When fake bulls run amok in Florida

Every year, from July 18 to July 23, in Florida’s Key West, where Hemingway spent most of the 1930s, the Hemingway Days Festival celebrates the writing prowess of one of the greatest American writers.

Every year, from July 18 to July 23, in Florida’s Key West, where Hemingway spent most of the 1930s, the Hemingway Days Festival celebrates the writing prowess of one of the greatest American writers. The festival kicks off with literary readings, exhibitions, and contests with burly, thickset, bearded lookalikes of Ernest Hemingway taking part in a bull run with fake bulls.

The bull run, ‘For Whom the Bull Tolls’ is a spoof on the charging of bulls “enciro”, an annual festival held in a sleepy little Spanish city, Pamplona where bulls come thundering down the narrow cobblestone streets. The weeklong celebration that attracts hundreds of thousands of visitors has been made famous outside Spain by the Hemingway classic “The Sun also Rises”.

The novel deals with a group of American and British expatriates who are in Pamplona to witness the bull fights. It also talks of a generation rendered decadent and dissolute by the World War I and the themes of love, death, renewal and hope and courage to face oneself. “You can’t get away from yourself by moving from one place to another.”
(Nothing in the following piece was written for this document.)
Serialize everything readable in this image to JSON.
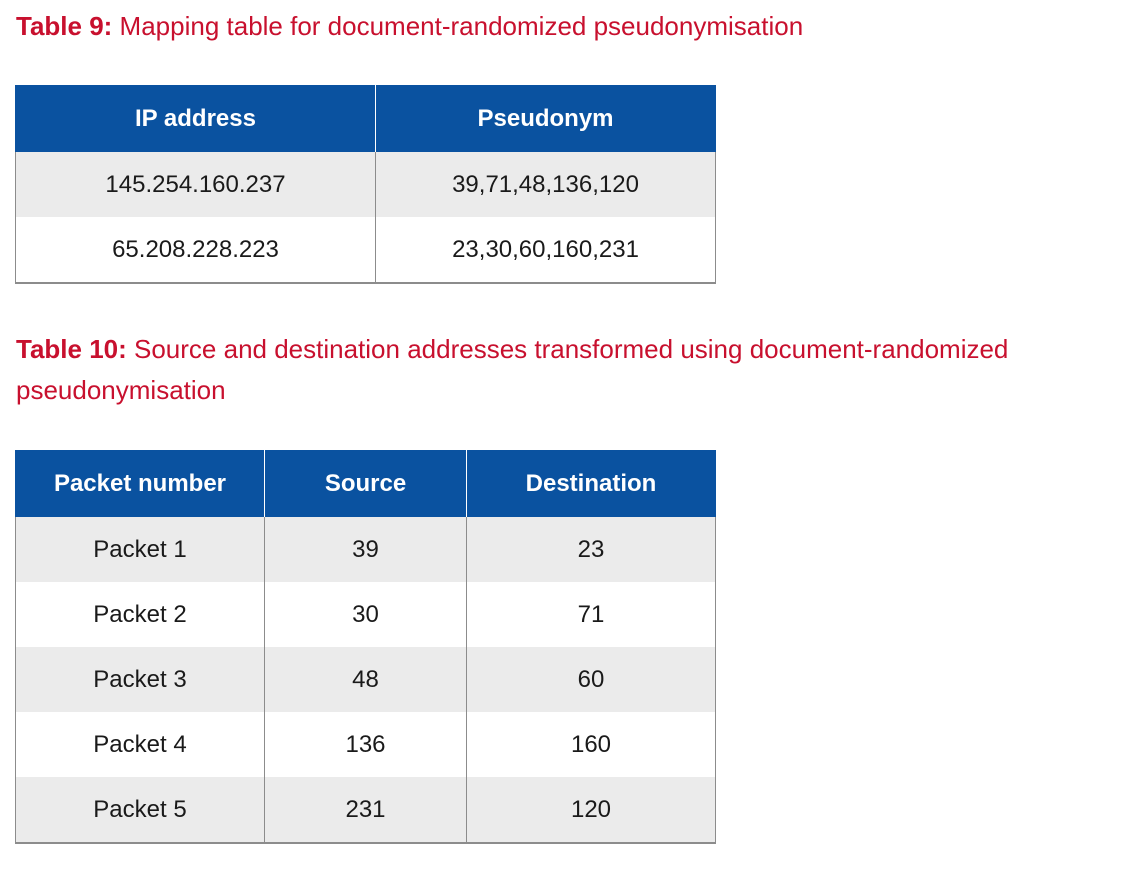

Hemingway founded a school of writing known for his sparse writing style and retreat from emotion. In fact he begrudged every adjective, every redundant word. Thought reduced to its essence, omitting what is superfluous, is to tantalise the reader—a piece of writing shouldn’t be evident from the surface, rather the crux should be below the surface and be allowed to shine through. This was known as the iceberg theory or the theory of omission—“the style of eloquent repression”, to say so much by saying so little. He said the writer’s job was to tell the truth and truth required no embellishment.

When life is at the edge, when men and women are up against the wall and yet they exhibit an ability to face the odds without panic, Hemingway has a phrase: “grace under pressure”.
Hemingway was supposed to have written the shortest story in the world, a great example of flash fiction. His purported authorship was the result of a lunch table wager. And the story is “For sale. Baby shoes never worn” with sad implications.

About Lincoln’s Gettysburg address, all of 300 words, famous for its eloquence and precision, Hemingway said, “It wasn’t by accident the Gettysburg address was so short, the laws of prose writing are immutable as those of flight, of mathematics, of physics”. Hemingway was a Nobel and a Pulitzer prize winner. As long as one loves English, his books will be read and honoured.